YOURSAY | 'And if that is the case, shouldn't the finance minister be sacked?'
Fair Play: Minister in the Prime Minister's Department Abdul Wahid Omar, by all accounts you are a trained professional accountant.
1MDB is a public-interest entity and is subject to the purview of the Securities Commission in matters of disclosures and accountability, like any public-listed company.
The fact that 1MDB changed several auditors (the Big Four) says a lot about it. And what about the auditor-general who is responsible for conducting the internal audit?
Herein lies the root cause of the problems facing 1MDB - no accountability and public disclosure until opposition MPs Tony Pua and Rafizi Ramli exposed the irregularities.
Now 1MDB has gained international notoriety with global investigators jumping into the fray attempting to connect the money trail.
Abasir: Abdul Wahid said, "The 1MDB model was unsustainable from the very beginning."
You mean the model which was conceived and approved by the minister of finance, who also chaired its advisory board? The same minister of finance whom you report to?
Gaji Buta: And if that is the case, shouldn't the finance minister be sacked?
Eternal Optimist: Since the overly paid bloodsuckers knew the business was unsustainable from the beginning, why would such people and the government go and set it up?
It is even more obvious now 1MDB was set up for some other purposes. Unfortunately for the beggars, their hands were caught on the udder but they 'mati mati' keep on shouting otherwise.
Shamu99: So it was a terrible strategy, and now it's "rationalisation" once Sarawak Report and the opposition start firing. So the men who are behind this failure can get away without any consequences.
Don't use your favourite word “rationalisation” to cover the past mistakes. Bring the culprits to book.

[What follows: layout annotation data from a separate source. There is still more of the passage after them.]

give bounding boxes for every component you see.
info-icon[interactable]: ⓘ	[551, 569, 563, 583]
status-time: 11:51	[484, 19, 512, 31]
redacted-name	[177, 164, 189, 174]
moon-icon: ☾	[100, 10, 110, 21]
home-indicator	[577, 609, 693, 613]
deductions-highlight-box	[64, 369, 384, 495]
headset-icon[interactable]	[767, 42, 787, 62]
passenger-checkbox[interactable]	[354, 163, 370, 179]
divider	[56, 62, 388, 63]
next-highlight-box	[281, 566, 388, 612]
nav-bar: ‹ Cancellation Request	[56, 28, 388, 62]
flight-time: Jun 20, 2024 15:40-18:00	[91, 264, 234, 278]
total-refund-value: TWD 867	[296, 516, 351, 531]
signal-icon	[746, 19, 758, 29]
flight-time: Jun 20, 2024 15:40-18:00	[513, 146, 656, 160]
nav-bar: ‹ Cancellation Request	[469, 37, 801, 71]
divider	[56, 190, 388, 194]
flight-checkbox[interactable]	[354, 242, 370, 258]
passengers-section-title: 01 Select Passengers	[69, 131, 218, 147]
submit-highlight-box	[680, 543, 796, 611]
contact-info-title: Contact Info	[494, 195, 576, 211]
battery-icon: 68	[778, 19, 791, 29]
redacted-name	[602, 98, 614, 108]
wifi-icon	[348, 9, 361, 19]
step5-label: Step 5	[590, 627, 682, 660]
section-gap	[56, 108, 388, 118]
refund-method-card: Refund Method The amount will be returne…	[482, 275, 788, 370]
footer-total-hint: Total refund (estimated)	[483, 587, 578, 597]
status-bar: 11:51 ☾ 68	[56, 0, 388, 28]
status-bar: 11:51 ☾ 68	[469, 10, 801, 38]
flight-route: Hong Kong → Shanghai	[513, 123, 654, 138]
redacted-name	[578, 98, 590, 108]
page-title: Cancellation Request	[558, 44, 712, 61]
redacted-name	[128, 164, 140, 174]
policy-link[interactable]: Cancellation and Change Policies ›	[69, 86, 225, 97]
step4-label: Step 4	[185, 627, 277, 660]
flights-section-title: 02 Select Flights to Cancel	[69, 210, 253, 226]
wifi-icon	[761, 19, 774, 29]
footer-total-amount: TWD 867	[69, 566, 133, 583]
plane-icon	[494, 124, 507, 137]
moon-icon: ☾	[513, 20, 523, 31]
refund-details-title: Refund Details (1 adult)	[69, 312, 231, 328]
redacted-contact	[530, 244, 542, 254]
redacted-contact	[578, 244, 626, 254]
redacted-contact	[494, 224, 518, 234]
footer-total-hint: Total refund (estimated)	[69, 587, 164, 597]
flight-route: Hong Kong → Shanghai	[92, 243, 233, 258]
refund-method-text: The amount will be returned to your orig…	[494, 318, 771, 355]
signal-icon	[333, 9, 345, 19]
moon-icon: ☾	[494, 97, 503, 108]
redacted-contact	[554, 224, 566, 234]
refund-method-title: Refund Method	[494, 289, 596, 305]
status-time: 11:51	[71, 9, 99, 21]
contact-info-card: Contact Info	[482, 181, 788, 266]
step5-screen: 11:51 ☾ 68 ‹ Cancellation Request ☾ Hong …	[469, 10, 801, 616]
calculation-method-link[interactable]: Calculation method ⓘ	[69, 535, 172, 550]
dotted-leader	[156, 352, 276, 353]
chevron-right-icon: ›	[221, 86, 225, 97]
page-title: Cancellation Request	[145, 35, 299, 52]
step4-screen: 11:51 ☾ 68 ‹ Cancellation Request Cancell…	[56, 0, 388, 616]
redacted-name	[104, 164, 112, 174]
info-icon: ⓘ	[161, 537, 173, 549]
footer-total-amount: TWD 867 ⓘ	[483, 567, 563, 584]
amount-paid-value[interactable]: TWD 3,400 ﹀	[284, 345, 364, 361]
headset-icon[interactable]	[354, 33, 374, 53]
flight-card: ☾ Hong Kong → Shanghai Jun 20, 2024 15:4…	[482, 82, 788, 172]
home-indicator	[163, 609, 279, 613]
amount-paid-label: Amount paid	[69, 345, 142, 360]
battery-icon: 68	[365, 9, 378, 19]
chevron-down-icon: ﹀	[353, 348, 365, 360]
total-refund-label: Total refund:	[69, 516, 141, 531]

Tempurung Kelapa: Please, any hawker in the street knows that any business model that has more debt than its cash flow can sustain, is doomed.
Odin Tajué: Abdul Wahid, my late father had never studied even basic economics and never mind gone to a world-renowned business school such as Wharton to study how to be a business whiz kid.
Yet, even he knew that it is the height of stupidity to go into business with little money and borrow a lot. He did not do such a thing when he started his business. He told my siblings and me what not to do when starting a business.
How, then, could it be that an economics graduate from Nottingham University and a business graduate from Wharton did not know this?
The answer is that it is not that they did not know. They bloody well did know. To my mind, they have never meant for 1MDB to be a bona fide business entity but mainly a means to make mega bucks faster than fast.
They have never had to worry about 1MDB suffering huge losses, because if it did, Malaysians, not they, would bear the burden. To them, if 1MDB made some money, well and good. If it did not, no matter.
Roguekiller: Though the starting capital was inadequate, but with government facilities and land more or less given to it on a silver platter, 1MDB should have easily made profits, as land in high-demand localities had been acquired at dirt-cheap prices, which they then resold at exorbitant prices.
It should be in an advantageous position, so why is 1MDB heavily indebted?
With all brains of high calibre personalities as its asset, was 1MDB unable to put all these to good use because they were being controlled by someone who had a different motive?
Ex-Wfw: Over the past 50 years, we have gone from okay to 'also ran', and the indicator keeps pointing south; even comparing us with some African countries could be an insult to them.
We seem bent on doing impossible acts against basic economic practices.
Triple A: I am quite confident 1MDB will be able to show that this company is a corporation that is able to go through the process of rationalisation with a massive reduction in debts.
Anonymous 749: 1MDB has done a good job. Hopefully, 1MDB can grow in the future though always criticised hard by the opposition.
Patriot1: The cybertroopers really don't understand English. A former top banker has said the business model is non-sustainable, meaning it cannot survive on its own even without any mismanagement.
What they have succeeded in doing is selling off prime Malaysian assets to foreigners for a song, under the catchword "debt rationalisation".
Donplaypuks: We don't want this bull about rationalisation plans. Where are 1MDB's audited accounts for the year ended March 31, 2015? Why the one-year delay? Are the books being cooked?
SimonTi: How is it possible that, when state assets are sold undervalued, or rather freely "donated" to the so-called 1MDB for a pittance, but later sold at massive 1,000 percent profits, yet it managed to incur sinful and horrendous debts amounting to RM42 billion?
And worse, until now no one is responsible and accountable for this most ‘haram’ of crimes against the country.
Any idiot knows it cannot be anything but a criminal breach of trust, daylight robbery and wholesale corruption on a horrendous scale.
Speaking Sense: It would be instructive for someone to compare this with all the statements defending the viability of 1MDB that have come from PM Najib Razak and the board, and successive failed CEOs of this unarguably unviable fantasy from an incompetent finance minister.
Then I am sure we will see for ourselves all the lies that have been told in this sorry saga, many sordid details of which are still to come, we can bet.